— C’est cela.

— Dans ce cas, l’échantillonnage est incomplet. J’y vois bien trois maréchaux, deux ecclésiastiques, un assez grand nombre d’hommes politiques. Mais non pas un de ces chefs de finance ou d’industrie, un de ces grands directeurs de chemins de fer qui sont parmi les guides les plus actifs de la civilisation contemporaine, en bien comme en mal.

— … Pas plus qu’un représentant qualifié du travail, de cette formidable puissance qui s’appelle « les syndicats ouvriers ». Le camarade Jouhaux n’a jamais songé à se présenter, et nul n’y pense pour lui. L’Académie échantillonne les anciennes forces dirigeantes de la communauté, non pas celles qui ne sont apparues que depuis Richelieu. En cela elle manque d’imagination. Mais cela viendra un jour. Par degrés. Très lentement. Comme toutes les vieilles institutions, l’Académie ne peut évoluer qu’en ayant l’air de ne pas évoluer. A cet égard elle est presque logée à la même enseigne que l’Église catholique.

— Et, poursuivit Pamphile, est-ce qu’elle sert à quelque chose, l’Académie ? J’avoue que je ne discerne pas bien à quoi. Vous n’allez point, n’est-ce pas, me parler du Dictionnaire.

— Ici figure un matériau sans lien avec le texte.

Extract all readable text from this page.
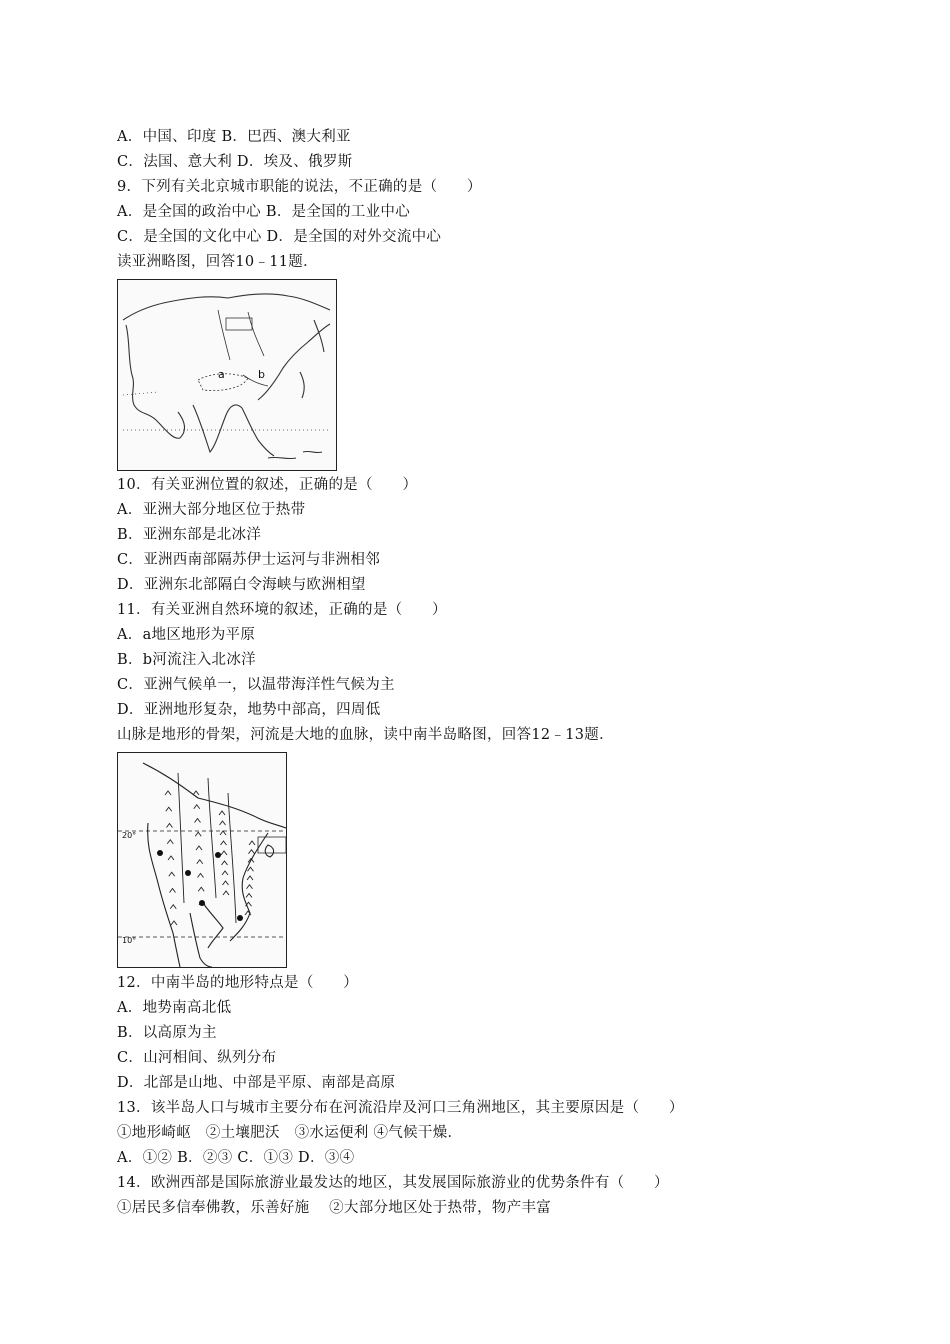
A．中国、印度 B．巴西、澳大利亚
C．法国、意大利 D．埃及、俄罗斯
9．下列有关北京城市职能的说法，不正确的是（　　）
A．是全国的政治中心 B．是全国的工业中心
C．是全国的文化中心 D．是全国的对外交流中心
读亚洲略图，回答10﹣11题．
a	b
10．有关亚洲位置的叙述，正确的是（　　）
A．亚洲大部分地区位于热带
B．亚洲东部是北冰洋
C．亚洲西南部隔苏伊士运河与非洲相邻
D．亚洲东北部隔白令海峡与欧洲相望
11．有关亚洲自然环境的叙述，正确的是（　　）
A．a地区地形为平原
B．b河流注入北冰洋
C．亚洲气候单一，以温带海洋性气候为主
D．亚洲地形复杂，地势中部高，四周低
山脉是地形的骨架，河流是大地的血脉，读中南半岛略图，回答12﹣13题．
20°
10°
12．中南半岛的地形特点是（　　）
A．地势南高北低
B．以高原为主
C．山河相间、纵列分布
D．北部是山地、中部是平原、南部是高原
13．该半岛人口与城市主要分布在河流沿岸及河口三角洲地区，其主要原因是（　　）
①地形崎岖　②土壤肥沃　③水运便利 ④气候干燥．
A．①② B．②③ C．①③ D．③④
14．欧洲西部是国际旅游业最发达的地区，其发展国际旅游业的优势条件有（　　）
①居民多信奉佛教，乐善好施　 ②大部分地区处于热带，物产丰富
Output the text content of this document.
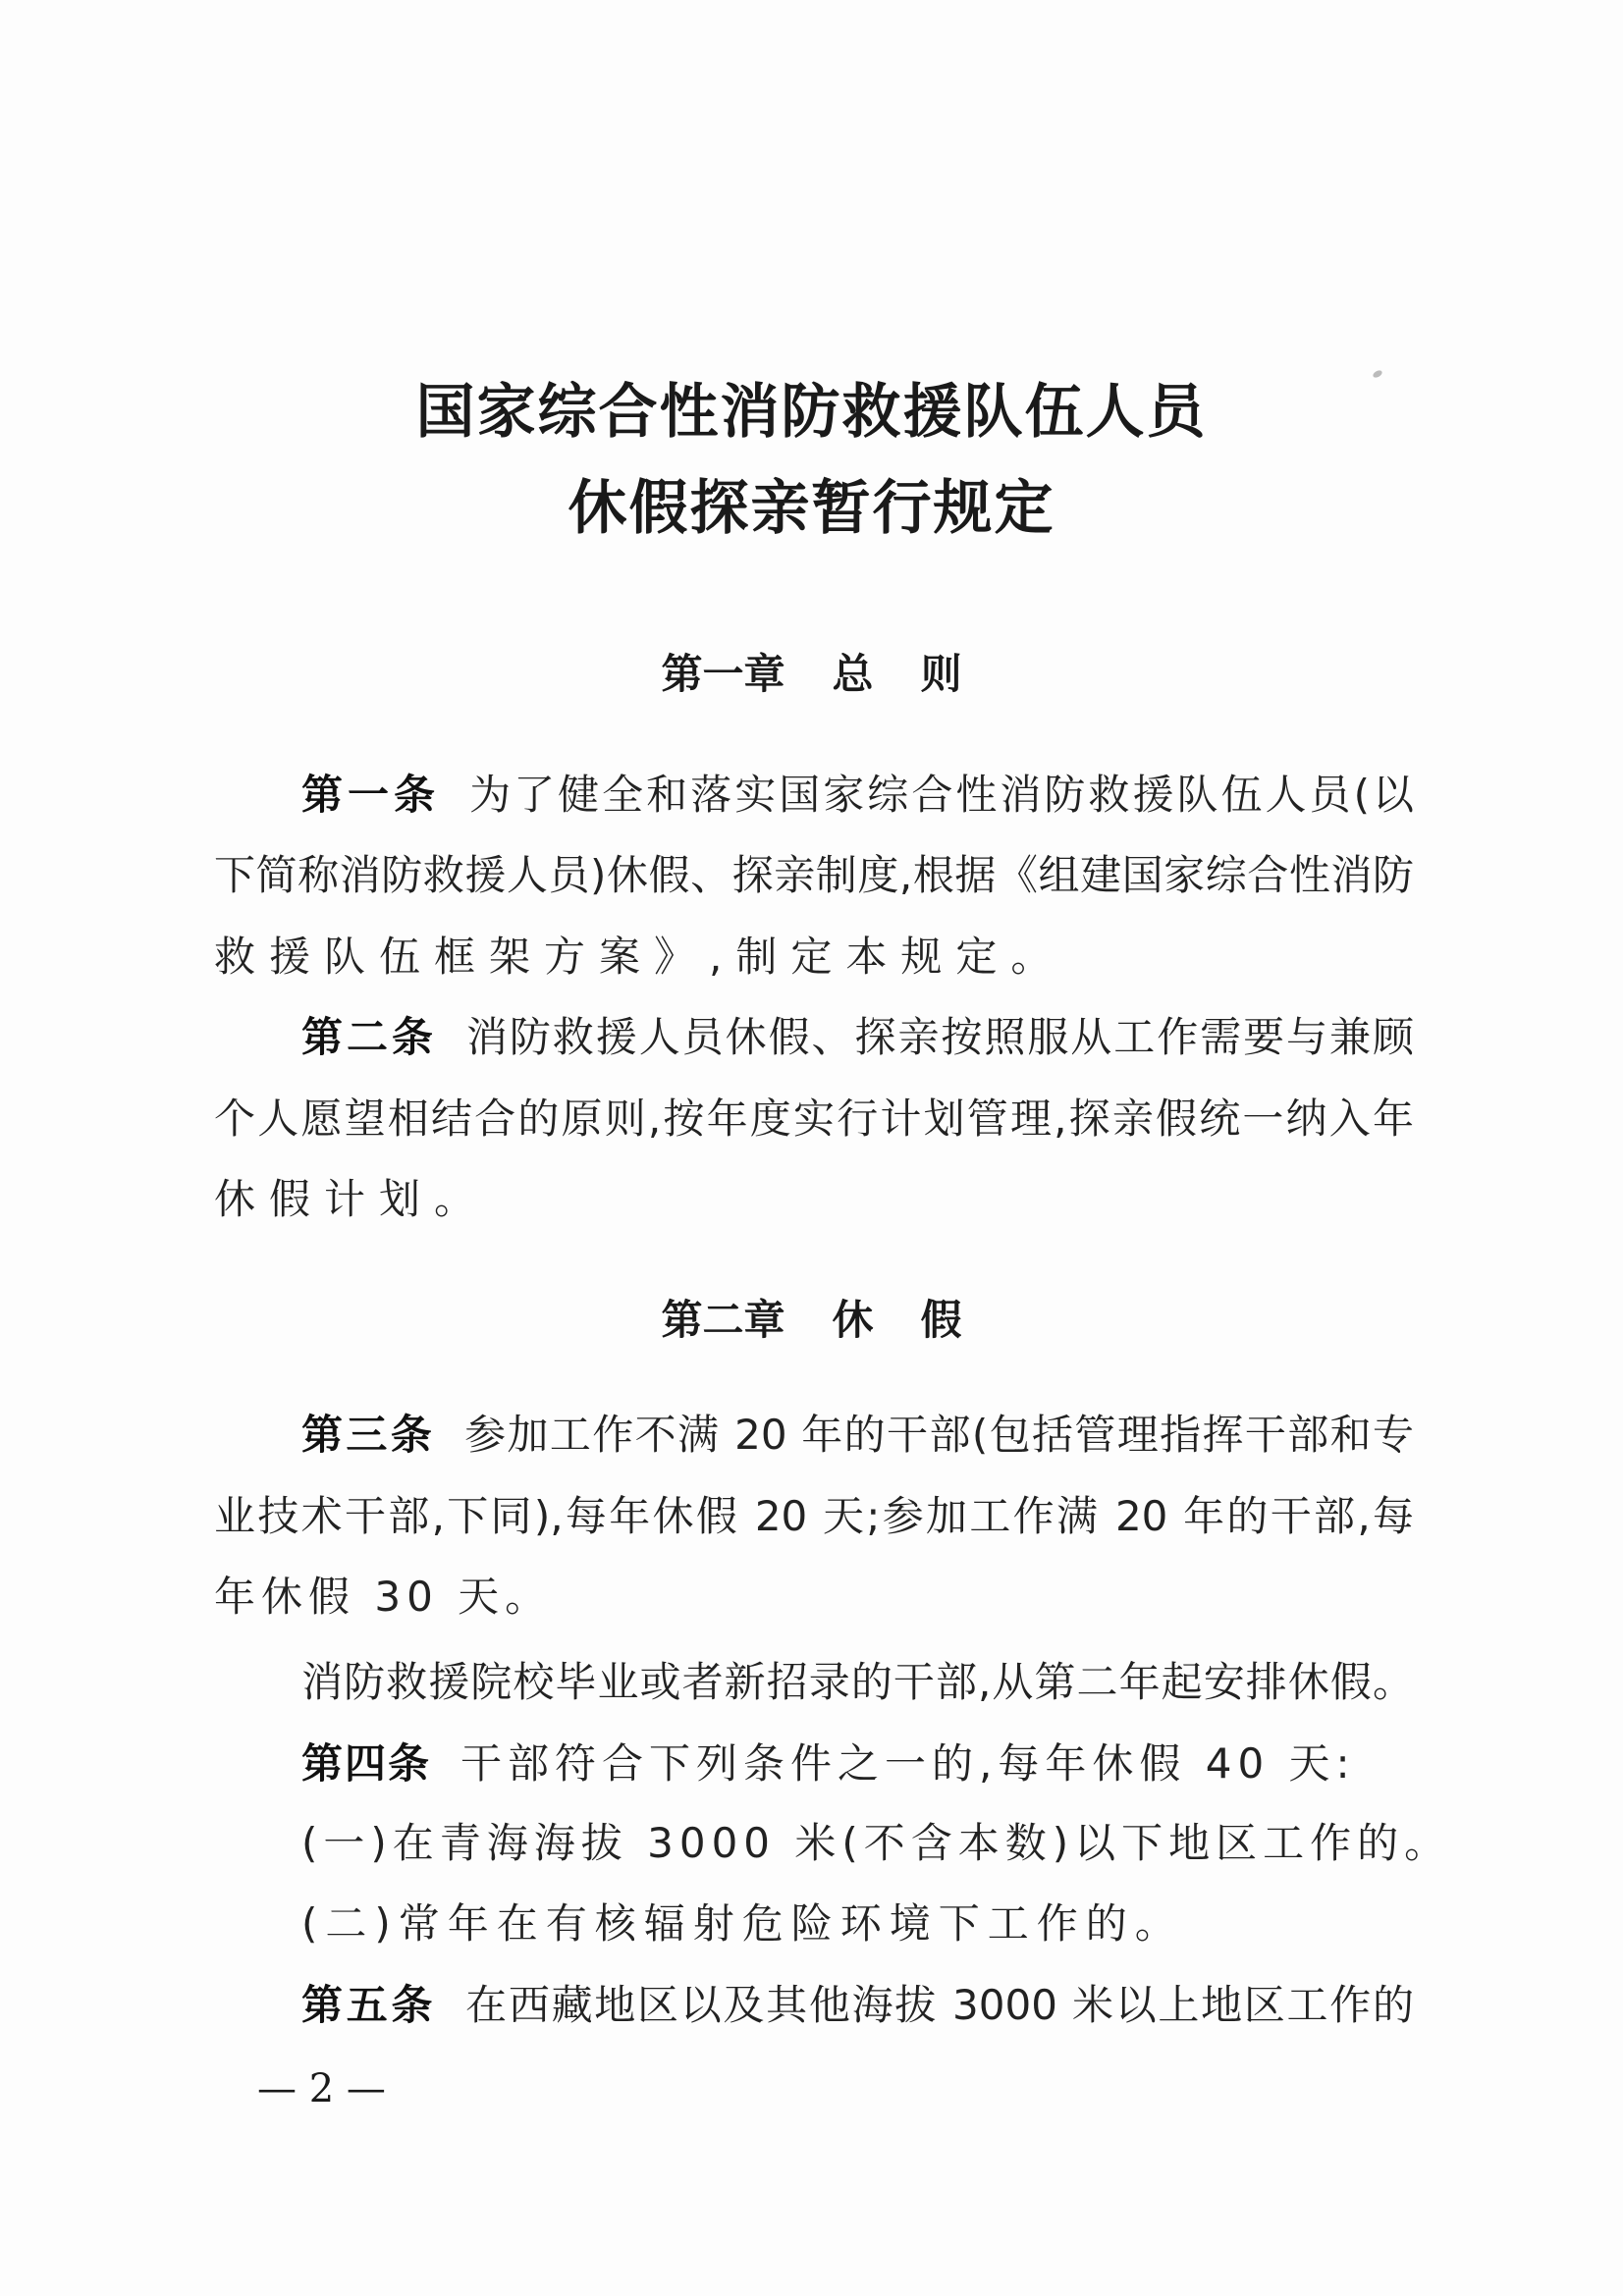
国家综合性消防救援队伍人员
休假探亲暂行规定
第一章 总 则
第二章 休 假
第一条 为了健全和落实国家综合性消防救援队伍人员(以
下简称消防救援人员)休假、探亲制度,根据《组建国家综合性消防
救援队伍框架方案》,制定本规定。
第二条 消防救援人员休假、探亲按照服从工作需要与兼顾
个人愿望相结合的原则,按年度实行计划管理,探亲假统一纳入年
休假计划。
第三条 参加工作不满 20 年的干部(包括管理指挥干部和专
业技术干部,下同),每年休假 20 天;参加工作满 20 年的干部,每
年休假 30 天。
消防救援院校毕业或者新招录的干部,从第二年起安排休假。
第四条 干部符合下列条件之一的,每年休假 40 天:
(一)在青海海拔 3000 米(不含本数)以下地区工作的。
(二)常年在有核辐射危险环境下工作的。
第五条 在西藏地区以及其他海拔 3000 米以上地区工作的
— 2 —
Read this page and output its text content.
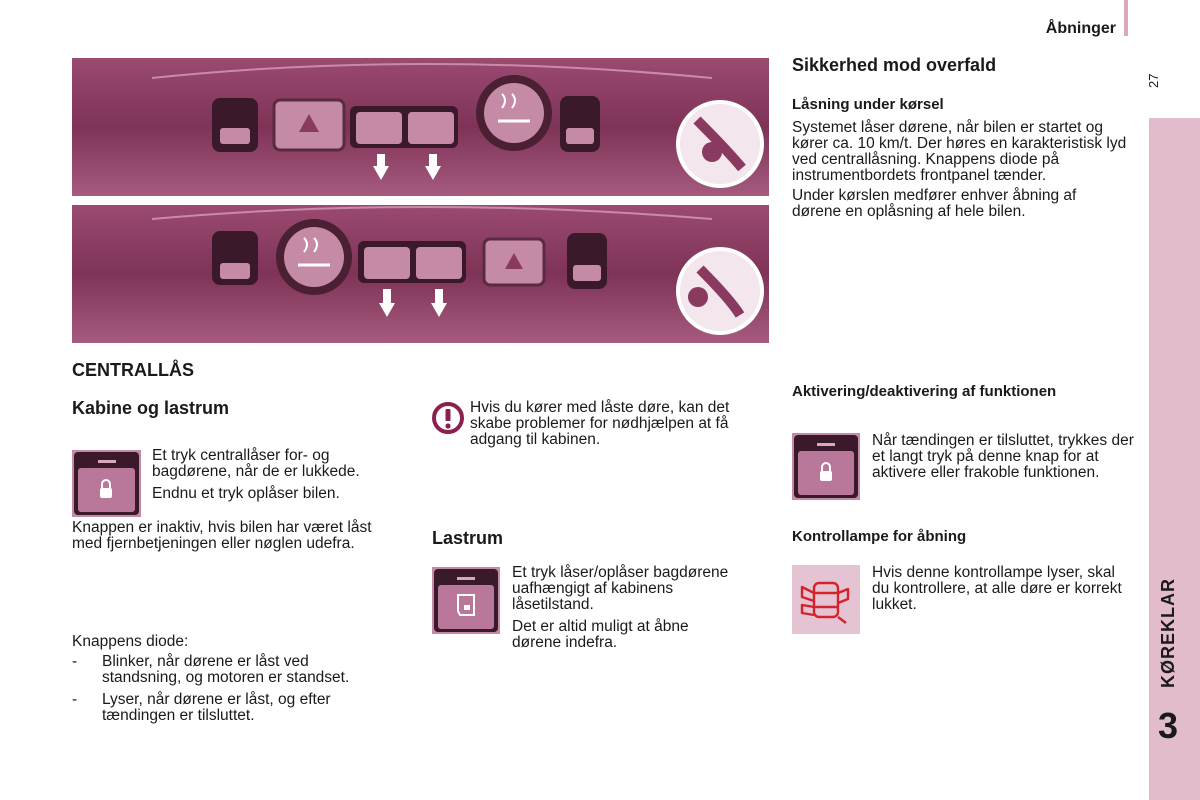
Åbninger
27
KØREKLAR
3
CENTRALLÅS
Kabine og lastrum

Et tryk centrallåser for- og bagdørene, når de er lukkede.

Endnu et tryk oplåser bilen.

Knappen er inaktiv, hvis bilen har været låst med fjernbetjeningen eller nøglen udefra.

Knappens diode:

- Blinker, når dørene er låst ved standsning, og motoren er standset.

- Lyser, når dørene er låst, og efter tændingen er tilsluttet.

Hvis du kører med låste døre, kan det skabe problemer for nødhjælpen at få adgang til kabinen.

Lastrum

Et tryk låser/oplåser bagdørene uafhængigt af kabinens låsetilstand.

Det er altid muligt at åbne dørene indefra.

Sikkerhed mod overfald
Låsning under kørsel

Systemet låser dørene, når bilen er startet og kører ca. 10 km/t. Der høres en karakteristisk lyd ved centrallåsning. Knappens diode på instrumentbordets frontpanel tænder.

Under kørslen medfører enhver åbning af dørene en oplåsning af hele bilen.

Aktivering/deaktivering af funktionen

Når tændingen er tilsluttet, trykkes der et langt tryk på denne knap for at aktivere eller frakoble funktionen.

Kontrollampe for åbning

Hvis denne kontrollampe lyser, skal du kontrollere, at alle døre er korrekt lukket.
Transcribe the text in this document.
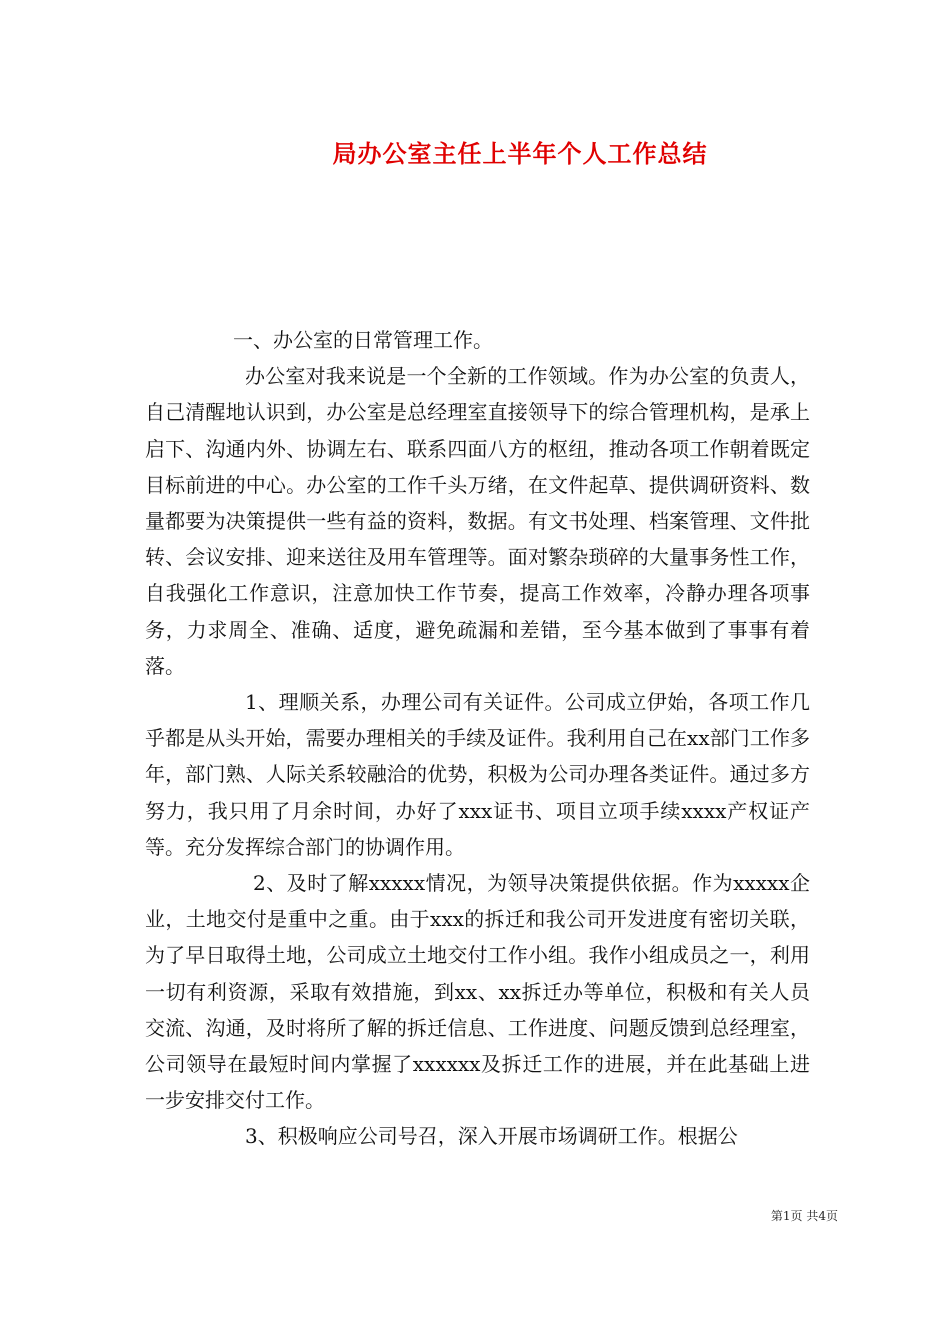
局办公室主任上半年个人工作总结

一、办公室的日常管理工作。

办公室对我来说是一个全新的工作领域。作为办公室的负责人，自己清醒地认识到，办公室是总经理室直接领导下的综合管理机构，是承上启下、沟通内外、协调左右、联系四面八方的枢纽，推动各项工作朝着既定目标前进的中心。办公室的工作千头万绪，在文件起草、提供调研资料、数量都要为决策提供一些有益的资料，数据。有文书处理、档案管理、文件批转、会议安排、迎来送往及用车管理等。面对繁杂琐碎的大量事务性工作，自我强化工作意识，注意加快工作节奏，提高工作效率，冷静办理各项事务，力求周全、准确、适度，避免疏漏和差错，至今基本做到了事事有着落。

1、理顺关系，办理公司有关证件。公司成立伊始，各项工作几乎都是从头开始，需要办理相关的手续及证件。我利用自己在xx部门工作多年，部门熟、人际关系较融洽的优势，积极为公司办理各类证件。通过多方努力，我只用了月余时间，办好了xxx证书、项目立项手续xxxx产权证产等。充分发挥综合部门的协调作用。

2、及时了解xxxxx情况，为领导决策提供依据。作为xxxxx企业，土地交付是重中之重。由于xxx的拆迁和我公司开发进度有密切关联，为了早日取得土地，公司成立土地交付工作小组。我作小组成员之一，利用一切有利资源，采取有效措施，到xx、xx拆迁办等单位，积极和有关人员交流、沟通，及时将所了解的拆迁信息、工作进度、问题反馈到总经理室，公司领导在最短时间内掌握了xxxxxx及拆迁工作的进展，并在此基础上进一步安排交付工作。

3、积极响应公司号召，深入开展市场调研工作。根据公

第1页 共4页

Il serait dérisoire d’assembler depuis quatre siècles quarante personnes, en aucune façon du reste, pour la plus grande part, préparées par leur profession à ce travail, et de les habiller en vert pomme, uniquement pour rédiger un Dictionnaire !

— Rien de plus certain. Mais, Pamphile, à quoi sert aux Anglais de mettre, dans l’abbaye de Westminster, les statues de leurs grands hommes, dont la plupart ne se recommandent point des mérites de leurs sculpteurs ?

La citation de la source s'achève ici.